Castle Rock (and the Twin Peaks-related case that gave its decision precedent) is almost certain to come into play in the eventual Harry Potter decision. I’m hoping some of its reasoning is actively reversed, or at least pruned back–it just doesn’t reflect reality in an age where communities of people like to more actively participate in their pop-cultural obsessions. But let’s say the decision stands. Could a judge buy into Castle Rock and still find Vander Ark’s book legit? I think so, and here are the three rationales I’d use.

  1. The Seinfeld trivia book lost out because, the judge decided, it had ripped off the very essence of the show, by borrowing its funny allusions and improbable plot details. Seinfeld was, famously, a show about nothing (nothing, that is, but funny allusions and improbable plot details). Harry Potter, though, is an epic fantasy saga. It’s not just fun-to-say names of spells and silly jellybean flavors. Vander Ark did borrow that stuff, sure, but he mostly left the essence of the book (character development, warmth, suspense, mystery) alone.
  2. The Seinfeld trivia book lost out because, the judge decided, it effectively salted the earth for any future, officially licensed Seinfeld trivia book. You’ve seen one, you’ve seen them all. This is patently not true of Vander Ark’s book. Does anybody really think that owning a fan lexicon, even a very complete, well-intended one, would stop someone from eventually buying’s Rowling’s own Official Harry Potter Encyclopedia, which lets slip new plot details (who else is gay?!) and replaces fan speculation with “canon”?
  3. The Seinfeld property was a trivia book; The Harry Potter Lexicon is a reference tool. Much though I may love them, I’ll freely admit that society doesn’t need sitcom trivia books. Academia doesn’t need them. But society does need reference tools. People study influential books, and, like it or not, the Harry Potter series is now, partially on its own merits but mostly for its amazing popularity, part of that canon. Scholarly dissertations are going to be written on these things for decades, for crying out loud. Would you be surprised to walk into a university library and see on its shelves a book providing a historical chronology of Faulkner’s Yoknapatawpha County books, or a concordance to all the tangled character threads in a Thomas Pynchon novel? I wouldn’t. Frankly, I’d be surprised if they didn’t exist. There’s a reason why the law explicitly provides scholarly exemptions for many copyright restrictions.

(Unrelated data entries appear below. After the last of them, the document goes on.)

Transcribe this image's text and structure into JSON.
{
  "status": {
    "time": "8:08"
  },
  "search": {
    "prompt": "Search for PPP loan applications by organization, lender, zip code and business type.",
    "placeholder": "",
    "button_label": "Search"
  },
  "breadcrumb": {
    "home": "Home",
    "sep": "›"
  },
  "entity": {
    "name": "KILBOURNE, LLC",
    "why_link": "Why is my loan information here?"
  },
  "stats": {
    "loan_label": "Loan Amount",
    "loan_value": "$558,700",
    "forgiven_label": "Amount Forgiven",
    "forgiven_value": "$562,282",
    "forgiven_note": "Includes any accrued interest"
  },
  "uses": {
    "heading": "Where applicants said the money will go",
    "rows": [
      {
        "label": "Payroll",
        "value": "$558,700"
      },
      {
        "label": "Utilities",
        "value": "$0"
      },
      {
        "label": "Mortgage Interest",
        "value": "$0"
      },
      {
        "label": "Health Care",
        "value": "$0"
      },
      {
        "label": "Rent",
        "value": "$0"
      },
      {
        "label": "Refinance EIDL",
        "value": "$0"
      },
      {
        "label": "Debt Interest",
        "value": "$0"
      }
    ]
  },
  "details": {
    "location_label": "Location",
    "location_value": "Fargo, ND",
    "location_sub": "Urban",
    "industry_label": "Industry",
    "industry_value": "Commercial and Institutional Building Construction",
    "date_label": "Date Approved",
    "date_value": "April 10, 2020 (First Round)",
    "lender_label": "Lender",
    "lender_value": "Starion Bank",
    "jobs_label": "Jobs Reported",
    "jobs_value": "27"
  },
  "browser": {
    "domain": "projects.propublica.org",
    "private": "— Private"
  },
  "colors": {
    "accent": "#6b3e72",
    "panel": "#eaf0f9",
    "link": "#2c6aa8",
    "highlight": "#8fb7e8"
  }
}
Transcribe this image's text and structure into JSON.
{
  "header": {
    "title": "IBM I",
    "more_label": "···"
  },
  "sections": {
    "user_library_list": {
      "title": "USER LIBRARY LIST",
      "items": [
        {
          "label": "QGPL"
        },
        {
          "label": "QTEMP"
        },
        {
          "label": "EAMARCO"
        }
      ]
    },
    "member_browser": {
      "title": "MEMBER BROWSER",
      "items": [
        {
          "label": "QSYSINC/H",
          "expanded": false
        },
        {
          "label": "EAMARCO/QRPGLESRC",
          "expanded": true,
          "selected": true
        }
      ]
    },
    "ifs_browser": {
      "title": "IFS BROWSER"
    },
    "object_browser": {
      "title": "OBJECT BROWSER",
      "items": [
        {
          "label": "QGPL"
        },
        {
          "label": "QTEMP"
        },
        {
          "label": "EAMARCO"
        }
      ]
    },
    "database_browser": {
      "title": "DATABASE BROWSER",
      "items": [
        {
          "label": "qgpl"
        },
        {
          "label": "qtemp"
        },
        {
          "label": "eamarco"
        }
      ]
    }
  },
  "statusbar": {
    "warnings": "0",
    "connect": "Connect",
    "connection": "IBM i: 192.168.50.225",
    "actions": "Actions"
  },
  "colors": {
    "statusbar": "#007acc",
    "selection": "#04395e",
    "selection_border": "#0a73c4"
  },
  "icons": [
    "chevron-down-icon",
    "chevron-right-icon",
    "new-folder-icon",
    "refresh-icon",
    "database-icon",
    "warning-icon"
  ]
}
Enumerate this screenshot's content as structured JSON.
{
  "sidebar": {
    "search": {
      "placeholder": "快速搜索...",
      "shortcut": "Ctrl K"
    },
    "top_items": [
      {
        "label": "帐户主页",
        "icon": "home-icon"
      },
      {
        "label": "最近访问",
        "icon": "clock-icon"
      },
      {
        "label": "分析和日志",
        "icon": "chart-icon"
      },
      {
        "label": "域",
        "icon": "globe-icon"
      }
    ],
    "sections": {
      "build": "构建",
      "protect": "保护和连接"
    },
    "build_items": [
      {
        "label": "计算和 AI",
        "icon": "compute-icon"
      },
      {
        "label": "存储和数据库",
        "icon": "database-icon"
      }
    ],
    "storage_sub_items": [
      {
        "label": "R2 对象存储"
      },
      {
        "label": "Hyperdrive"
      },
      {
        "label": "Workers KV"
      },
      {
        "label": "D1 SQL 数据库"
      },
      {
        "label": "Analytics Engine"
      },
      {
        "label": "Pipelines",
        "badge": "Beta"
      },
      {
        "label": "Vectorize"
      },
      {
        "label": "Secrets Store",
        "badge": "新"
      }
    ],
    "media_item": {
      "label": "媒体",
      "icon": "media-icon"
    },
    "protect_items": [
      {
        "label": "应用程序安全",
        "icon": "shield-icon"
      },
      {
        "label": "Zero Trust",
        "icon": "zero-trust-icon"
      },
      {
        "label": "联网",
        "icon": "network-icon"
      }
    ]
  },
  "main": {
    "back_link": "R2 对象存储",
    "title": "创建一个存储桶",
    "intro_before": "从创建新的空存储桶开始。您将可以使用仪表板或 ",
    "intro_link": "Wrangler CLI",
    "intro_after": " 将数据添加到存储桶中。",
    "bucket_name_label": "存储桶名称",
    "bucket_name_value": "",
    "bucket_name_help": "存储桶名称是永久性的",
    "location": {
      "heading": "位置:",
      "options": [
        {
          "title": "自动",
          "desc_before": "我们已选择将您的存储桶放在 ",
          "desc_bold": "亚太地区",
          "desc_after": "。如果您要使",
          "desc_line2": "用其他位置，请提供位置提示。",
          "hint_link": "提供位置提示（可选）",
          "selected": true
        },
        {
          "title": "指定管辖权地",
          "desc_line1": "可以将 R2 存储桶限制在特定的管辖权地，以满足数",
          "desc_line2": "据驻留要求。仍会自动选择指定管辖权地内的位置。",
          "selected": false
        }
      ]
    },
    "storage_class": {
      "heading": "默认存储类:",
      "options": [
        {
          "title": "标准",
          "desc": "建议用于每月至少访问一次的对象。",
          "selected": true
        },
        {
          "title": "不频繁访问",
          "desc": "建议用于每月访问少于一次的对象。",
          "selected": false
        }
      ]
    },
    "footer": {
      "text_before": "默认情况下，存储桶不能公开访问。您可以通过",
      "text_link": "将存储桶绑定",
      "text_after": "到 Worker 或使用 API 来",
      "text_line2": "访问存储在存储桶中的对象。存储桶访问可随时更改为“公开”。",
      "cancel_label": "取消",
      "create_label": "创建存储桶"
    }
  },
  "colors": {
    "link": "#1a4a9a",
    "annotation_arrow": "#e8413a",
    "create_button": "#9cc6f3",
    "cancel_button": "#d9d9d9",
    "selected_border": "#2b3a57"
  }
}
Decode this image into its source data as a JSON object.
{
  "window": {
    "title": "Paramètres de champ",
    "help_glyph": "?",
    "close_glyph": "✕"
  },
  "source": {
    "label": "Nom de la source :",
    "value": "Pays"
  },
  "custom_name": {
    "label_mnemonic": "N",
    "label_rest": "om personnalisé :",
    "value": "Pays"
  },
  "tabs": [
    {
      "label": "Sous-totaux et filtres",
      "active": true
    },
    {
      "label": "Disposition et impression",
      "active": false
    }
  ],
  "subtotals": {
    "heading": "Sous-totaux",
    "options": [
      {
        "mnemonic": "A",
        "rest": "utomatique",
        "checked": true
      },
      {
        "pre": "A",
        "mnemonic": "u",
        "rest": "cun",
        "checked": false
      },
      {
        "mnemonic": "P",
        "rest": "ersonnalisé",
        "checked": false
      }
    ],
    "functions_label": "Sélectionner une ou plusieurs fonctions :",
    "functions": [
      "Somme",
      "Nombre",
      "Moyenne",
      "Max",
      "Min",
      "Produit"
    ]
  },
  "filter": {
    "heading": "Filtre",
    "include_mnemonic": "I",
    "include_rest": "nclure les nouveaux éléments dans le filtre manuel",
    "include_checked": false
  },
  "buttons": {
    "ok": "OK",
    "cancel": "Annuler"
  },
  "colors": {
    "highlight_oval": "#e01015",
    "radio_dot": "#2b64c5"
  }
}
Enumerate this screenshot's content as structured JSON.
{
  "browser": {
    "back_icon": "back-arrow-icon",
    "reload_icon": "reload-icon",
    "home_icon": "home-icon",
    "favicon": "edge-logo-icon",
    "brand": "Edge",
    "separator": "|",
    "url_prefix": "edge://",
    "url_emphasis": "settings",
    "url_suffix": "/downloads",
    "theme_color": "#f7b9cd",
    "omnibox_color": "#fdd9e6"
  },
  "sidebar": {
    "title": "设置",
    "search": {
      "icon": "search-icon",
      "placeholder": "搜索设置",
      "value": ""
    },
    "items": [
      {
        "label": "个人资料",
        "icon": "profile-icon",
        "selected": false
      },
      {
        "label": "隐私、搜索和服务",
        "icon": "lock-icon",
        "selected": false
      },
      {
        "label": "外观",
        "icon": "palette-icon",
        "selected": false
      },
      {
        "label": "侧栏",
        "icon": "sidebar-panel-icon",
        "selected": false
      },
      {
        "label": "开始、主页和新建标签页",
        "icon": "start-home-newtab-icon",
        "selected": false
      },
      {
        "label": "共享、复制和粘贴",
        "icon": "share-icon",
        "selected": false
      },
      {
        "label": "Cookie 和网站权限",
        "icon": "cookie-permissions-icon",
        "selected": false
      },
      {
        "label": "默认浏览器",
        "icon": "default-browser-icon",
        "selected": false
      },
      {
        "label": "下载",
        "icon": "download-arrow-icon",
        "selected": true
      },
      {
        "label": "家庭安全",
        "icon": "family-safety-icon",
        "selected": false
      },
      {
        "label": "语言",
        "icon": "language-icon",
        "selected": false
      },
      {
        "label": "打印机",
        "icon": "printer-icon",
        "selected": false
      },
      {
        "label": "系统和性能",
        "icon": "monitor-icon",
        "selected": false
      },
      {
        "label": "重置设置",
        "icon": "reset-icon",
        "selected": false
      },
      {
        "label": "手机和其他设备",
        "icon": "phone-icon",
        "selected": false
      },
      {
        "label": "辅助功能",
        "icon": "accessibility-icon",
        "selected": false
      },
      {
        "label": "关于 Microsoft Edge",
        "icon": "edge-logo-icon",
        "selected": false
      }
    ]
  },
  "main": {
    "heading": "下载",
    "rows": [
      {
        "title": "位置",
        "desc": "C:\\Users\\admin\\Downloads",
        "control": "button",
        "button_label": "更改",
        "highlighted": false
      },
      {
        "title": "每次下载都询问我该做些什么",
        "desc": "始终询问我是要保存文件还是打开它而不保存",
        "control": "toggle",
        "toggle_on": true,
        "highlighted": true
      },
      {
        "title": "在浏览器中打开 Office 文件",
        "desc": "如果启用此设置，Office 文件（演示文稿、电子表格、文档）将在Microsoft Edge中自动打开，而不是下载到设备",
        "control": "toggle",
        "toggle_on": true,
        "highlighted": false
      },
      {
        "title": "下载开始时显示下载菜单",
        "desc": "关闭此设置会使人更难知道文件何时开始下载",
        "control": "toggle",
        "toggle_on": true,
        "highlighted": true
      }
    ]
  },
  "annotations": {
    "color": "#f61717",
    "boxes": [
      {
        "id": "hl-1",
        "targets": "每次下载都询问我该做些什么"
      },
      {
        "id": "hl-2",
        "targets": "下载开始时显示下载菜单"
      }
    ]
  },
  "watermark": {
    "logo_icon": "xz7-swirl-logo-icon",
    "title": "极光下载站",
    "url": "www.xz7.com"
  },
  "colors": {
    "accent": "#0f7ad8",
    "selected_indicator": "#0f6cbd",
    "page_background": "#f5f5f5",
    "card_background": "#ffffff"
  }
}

In a free society, it’s good that people can talk and write freely about art. Good things come out of a society being able to talk and write freely about art–whether the artist likes it or not. Fan-published “derivative works”¯ are a tiny legal niche, but they’re not an entirely unimportant one. Maybe you’re a Gilmore Girls fan who’d love to see an index annotating and explaining the show’s dense web of cultural references, or a U2 fan working on a complete concordance to their lyrics, or a Spider-Man fan with an issue-by-issue chronology of his Marvel Comics-owned “life”¯ on your website. This stuff is going to keep disappearing if the legal precedents keep following the Twin Peaks and Castle Rock path.

Or maybe you’re a Harry Potter fan. Especially if you’re a Harry Potter fan. You shouldn’t be crying your eyes out for the corporate lawyers and the Edinburgh billionaire. Don’t drink the Butterbeer-flavored Kool-Aid! You should be rooting for the librarian.